O golo de Mbappé e o escândalo que não é
A decisão correta foi profundamente injusta, porque o futebol não espera um golo destes
A França venceu a Espanha na final da Liga das Nações através de um golo que fez correr muita tinta. O lance, de aparente fora de jogo, foi validado em campo pelo árbitro assistente e em sala pelo videoárbitro, um juiz internacional de categoria reconhecida. Isso aconteceu por uma razão muito simples: porque o golo foi legal.
Este exemplo prático, que evidenciou estranheza coletiva e hostilidade generalizada, levanta algumas reflexões. A primeira e porventura mais importante é a da confirmação que a maioria das pessoas ligadas ao futebol - de treinadores, jogadores e dirigentes a adeptos, jornalistas e comentadores - não sabem as leis de jogo nem conhecem as regras em detalhe. Dominam algumas das suas situações mais evidentes, têm noções sobre as mais básicas, mas quando o lance exige conhecimento a sério, quando exige especificidade técnica, o pouco saber racional desaparece, dando lugar à tal sensação de (in)justiça popular. Neste caso concreto - tenho que ser muito sincero convosco - a culpa é toda de quem não tem pachorra para aprender. É daqueles que não perdem um segundo a ouvir um esclarecimento que não esteja sustentado num lance obsceno ou numa situação de jogo mais mediatizada.

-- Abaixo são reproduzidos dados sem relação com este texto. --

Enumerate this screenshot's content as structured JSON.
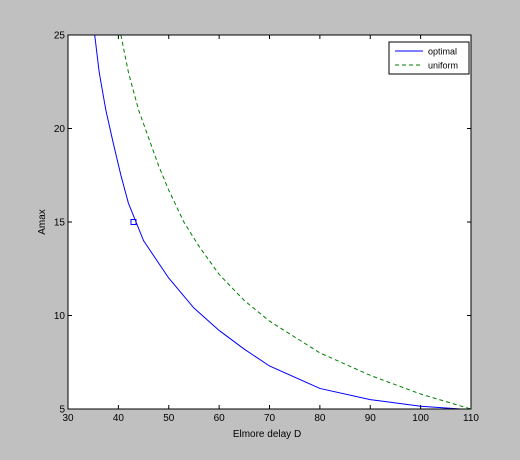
{
  "chart_data": {
    "type": "line",
    "xlabel": "Elmore delay D",
    "ylabel": "Amax",
    "xlim": [
      30,
      110
    ],
    "ylim": [
      5,
      25
    ],
    "xticks": [
      30,
      40,
      50,
      60,
      70,
      80,
      90,
      100,
      110
    ],
    "yticks": [
      5,
      10,
      15,
      20,
      25
    ],
    "grid": false,
    "legend_position": "top-right",
    "series": [
      {
        "name": "optimal",
        "style": "solid",
        "color": "#0000ff",
        "x": [
          35.3,
          36.2,
          37.5,
          39.0,
          40.5,
          42.0,
          45.0,
          50.0,
          55.0,
          60.0,
          65.0,
          70.0,
          80.0,
          90.0,
          100.0,
          108.0
        ],
        "y": [
          25.0,
          23.0,
          21.0,
          19.2,
          17.5,
          16.0,
          14.0,
          12.0,
          10.4,
          9.2,
          8.2,
          7.3,
          6.1,
          5.5,
          5.15,
          5.0
        ]
      },
      {
        "name": "uniform",
        "style": "dashed",
        "color": "#007f00",
        "x": [
          40.5,
          42.0,
          44.0,
          46.0,
          48.0,
          50.0,
          53.0,
          56.0,
          60.0,
          65.0,
          70.0,
          80.0,
          90.0,
          100.0,
          110.0
        ],
        "y": [
          25.0,
          23.0,
          21.0,
          19.5,
          18.0,
          16.7,
          15.0,
          13.7,
          12.2,
          10.8,
          9.7,
          8.0,
          6.8,
          5.8,
          5.0
        ]
      }
    ],
    "markers": [
      {
        "x": 43.0,
        "y": 15.0,
        "shape": "square",
        "color": "#0000ff"
      }
    ]
  }
}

Não faltam livros, posts, stories, vídeos e artigos com esclarecimentos sobre situações exatamente iguais à que aconteceu no Espanha-França. Qualquer pessoa que queira pode encontrar, em vários sites oficiais e até em fóruns, blogs e redes sociais de ex-árbitros, explicações detalhadas e bem fundamentadas sobre essa e outras matérias mais sensíveis. O problema é que a maioria (felizmente não todas) só aprende quando o lance acontece. Quando o caso prático aparece e aí cai o Carmo e a Trindade. Essa sensação dramática é mais evidente (e justificável) quando a decisão final colide com a nossa perceção de justiça. Quando choca pela forma como parece desvirtuar a verdade desportiva.

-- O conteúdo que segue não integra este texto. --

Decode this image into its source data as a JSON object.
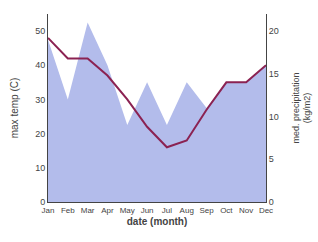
{
  "chart_data": {
    "type": "line",
    "categories": [
      "Jan",
      "Feb",
      "Mar",
      "Apr",
      "May",
      "Jun",
      "Jul",
      "Aug",
      "Sep",
      "Oct",
      "Nov",
      "Dec"
    ],
    "series": [
      {
        "type": "area",
        "color": "#b3bceb",
        "axis": "y2",
        "values": [
          19,
          12,
          21,
          16,
          9,
          14,
          9,
          14,
          11,
          14,
          14,
          16
        ]
      },
      {
        "type": "line",
        "color": "#8b2252",
        "values": [
          48,
          42,
          42,
          37,
          30,
          22,
          16,
          18,
          27,
          35,
          35,
          40
        ]
      }
    ],
    "xlabel": "date (month)",
    "ylabel": "max temp (C)",
    "y2label": "med. precipitation\n(kg/m2)",
    "ylim": [
      0,
      55
    ],
    "yticks": [
      0,
      10,
      20,
      30,
      40,
      50
    ],
    "y2lim": [
      0,
      22
    ],
    "y2ticks": [
      0,
      5,
      10,
      15,
      20
    ],
    "grid": false
  }
}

Foi exatamente o que aconteceu quando Mbappé marcou aquele golo decisivo: o francês estava em clara posição irregular e beneficiou disso. Todos vimos. O problema é que a lei neste caso não é justa e eu explico-vos porquê: Eric García - em esforço e sob pressão por ter nas costas aquele monstro - tocou antes na bola. Apesar de ser claro para todos que o fez sob pressão e muito condicionado, fê-lo com intenção. De forma defeituosa, errada mas intencional (só o ressalto não invalidaria o fora de jogo). Ora quando isso aconteceu, Mbappé estava perto dele mas nada fez ativamente para o perturbar. Não saltou à bola com ele, não lhe tocou, não o distraiu, não lhe tapou a visão, não o prejudicou diretamente... por isso não o impactou. A mera posição ilegal não é punida, mesmo que o defesa sinta e saiba que tem um adversário ao lado, em posição perigosa.
A decisão, repito, correta foi profundamente injusta, porque o futebol não espera um golo destes. Ninguém quer que um lance assim seja validado e decida o vencedor de uma competição. Esta verdade não invalida que quem joga, treina, dirige e comenta jogos não tenha obrigação de conhecer as regras. Não deva fazer mais para saber melhor o jogo que lhe fundamenta a intervenção e a opinião.
A informação pedagógica só vende quando algo acontece, o que é pena. Ela anda por aí, todos os dias, disponível e quase ninguém a procura. Quando acontecem lances À La Mbappé, toda a gente fala e ralha... sem razão.